A minimum of a Master’s degree in computer science or a science related discipline is required. An advanced degree is preferred. A minimum 14 years’ related pharmaceutical/CRO experience, with demonstrated experience using Medidata Rave from a front-end data management user perspective and back-end user of Medidata Rave is required. Knowledge of data structures within clinical data management systems, especially electronic data capture systems. Must be able to demonstrate extensive experience in programming EDC databases, CRF design, query resolution, and general data validation, preferably using Medidata Rave, as an EDC programmer within Data Management. Thorough knowledge of data flow and data reconciliation requirements is desired. Advanced knowledge of Data Management electronic data capture systems. Advanced experience using SAS and SQL, Crystal Reports, Business Objects and other business intelligence tools is required. A minimum of 3 years previous custom function programming experience is preferred. Must have demonstrated problem solving abilities and strong project and organizational skills. Excellent written and verbal communication skills, with a high ability to communicate standards related issues, options, and their impact to study teams and within data management are required. Demonstrated capability of working with individuals across multiple disciplines and projects. Knowledge of FDA/ICH guidelines and industry standard practices regarding the management of clinical trial data. Working knowledge of FDA Guidance Documents: Computerized Systems Used in Clinical Trials, General Principles of Software Validation.

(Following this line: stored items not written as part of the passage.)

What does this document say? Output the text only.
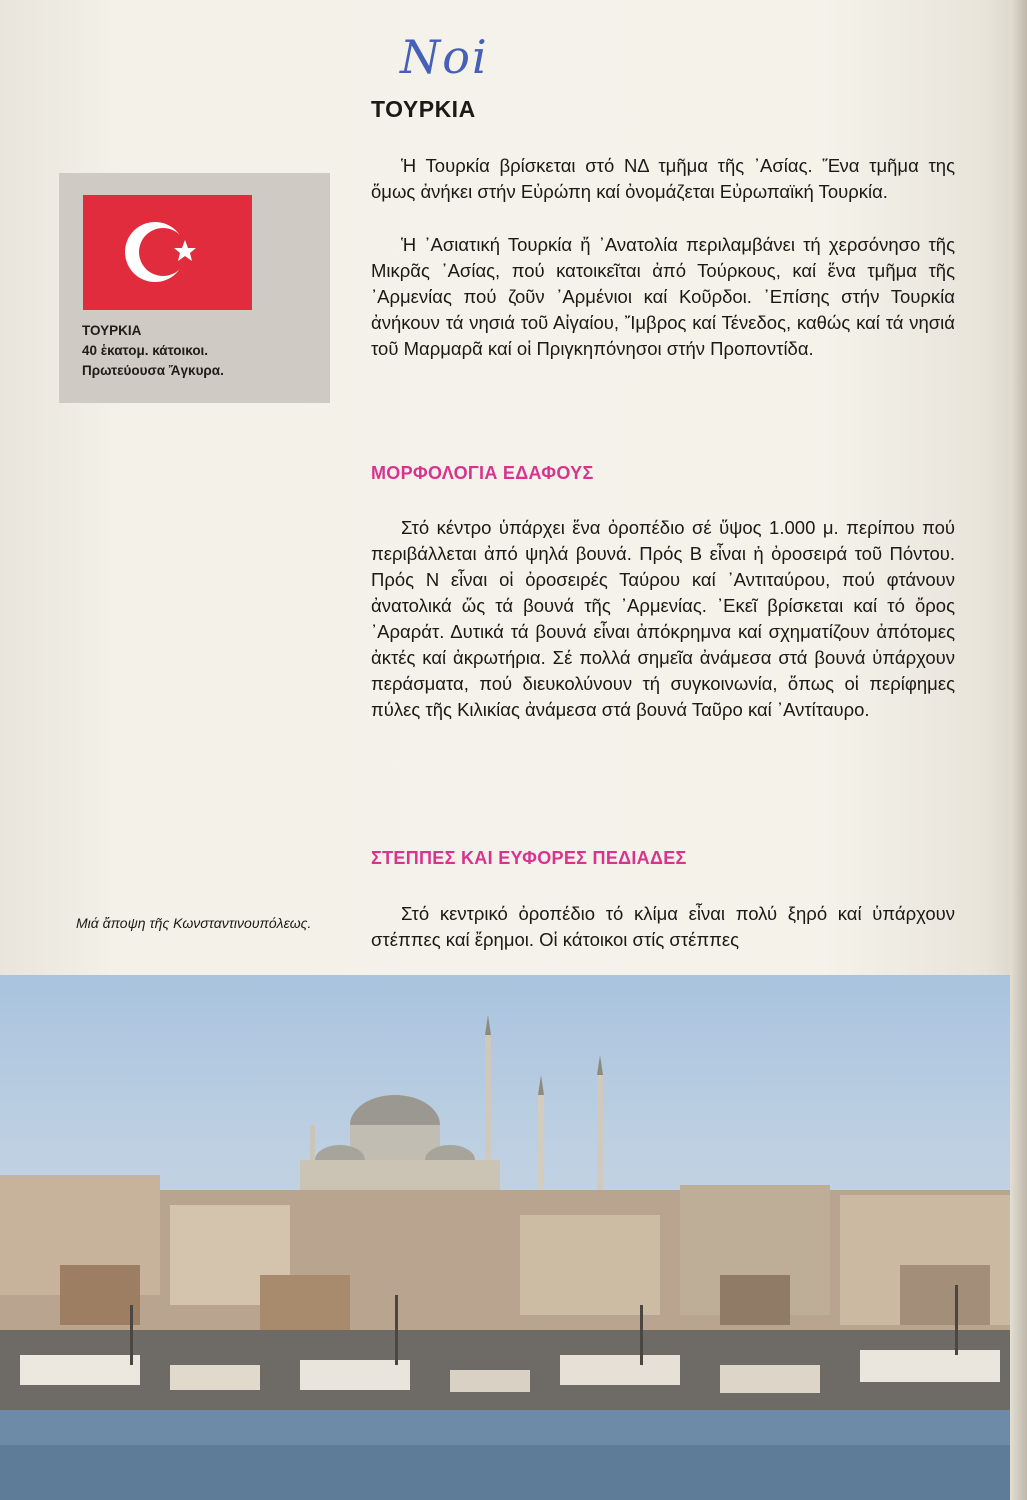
Noi
ΤΟΥΡΚΙΑ

Ἡ Τουρκία βρίσκεται στό ΝΔ τμῆμα τῆς ᾿Ασίας. Ἕνα τμῆμα της ὅμως ἀνήκει στήν Εὐρώπη καί ὀνομάζεται Εὐρωπαϊκή Τουρκία.

Ἡ ᾿Ασιατική Τουρκία ἤ ᾿Ανατολία περιλαμβάνει τή χερσόνησο τῆς Μικρᾶς ᾿Ασίας, πού κατοικεῖται ἀπό Τούρκους, καί ἕνα τμῆμα τῆς ᾿Αρμενίας πού ζοῦν ᾿Αρμένιοι καί Κοῦρδοι. ᾿Επίσης στήν Τουρκία ἀνήκουν τά νησιά τοῦ Αἰγαίου, Ἴμβρος καί Τένεδος, καθώς καί τά νησιά τοῦ Μαρμαρᾶ καί οἱ Πριγκηπόνησοι στήν Προποντίδα.

ΤΟΥΡΚΙΑ
40 ἑκατομ. κάτοικοι.
Πρωτεύουσα Ἄγκυρα.

ΜΟΡΦΟΛΟΓΙΑ ΕΔΑΦΟΥΣ

Στό κέντρο ὑπάρχει ἕνα ὀροπέδιο σέ ὕψος 1.000 μ. περίπου πού περιβάλλεται ἀπό ψηλά βουνά. Πρός Β εἶναι ἡ ὀροσειρά τοῦ Πόντου. Πρός Ν εἶναι οἱ ὀροσειρές Ταύρου καί ᾿Αντιταύρου, πού φτάνουν ἀνατολικά ὥς τά βουνά τῆς ᾿Αρμενίας. ᾿Εκεῖ βρίσκεται καί τό ὄρος ᾿Αραράτ. Δυτικά τά βουνά εἶναι ἀπόκρημνα καί σχηματίζουν ἀπότομες ἀκτές καί ἀκρωτήρια. Σέ πολλά σημεῖα ἀνάμεσα στά βουνά ὑπάρχουν περάσματα, πού διευκολύνουν τή συγκοινωνία, ὅπως οἱ περίφημες πύλες τῆς Κιλικίας ἀνάμεσα στά βουνά Ταῦρο καί ᾿Αντίταυρο.

ΣΤΕΠΠΕΣ ΚΑΙ ΕΥΦΟΡΕΣ ΠΕΔΙΑΔΕΣ

Στό κεντρικό ὀροπέδιο τό κλίμα εἶναι πολύ ξηρό καί ὑπάρχουν στέππες καί ἔρημοι. Οἱ κάτοικοι στίς στέππες

Μιά ἄποψη τῆς Κωνσταντινουπόλεως.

Working knowledge of 21 C.F.R. Part 11 and CDISC Standards (CDASH, SDTM, and the creation of data mapping specifications and annotated CRFs). Must be a demonstrated self-starter and team player with strong interpersonal and project management skills. Effective problem-solving skills. Must have strong computer skills with a proficiency in Microsoft Project, Excel, Word and PowerPoint.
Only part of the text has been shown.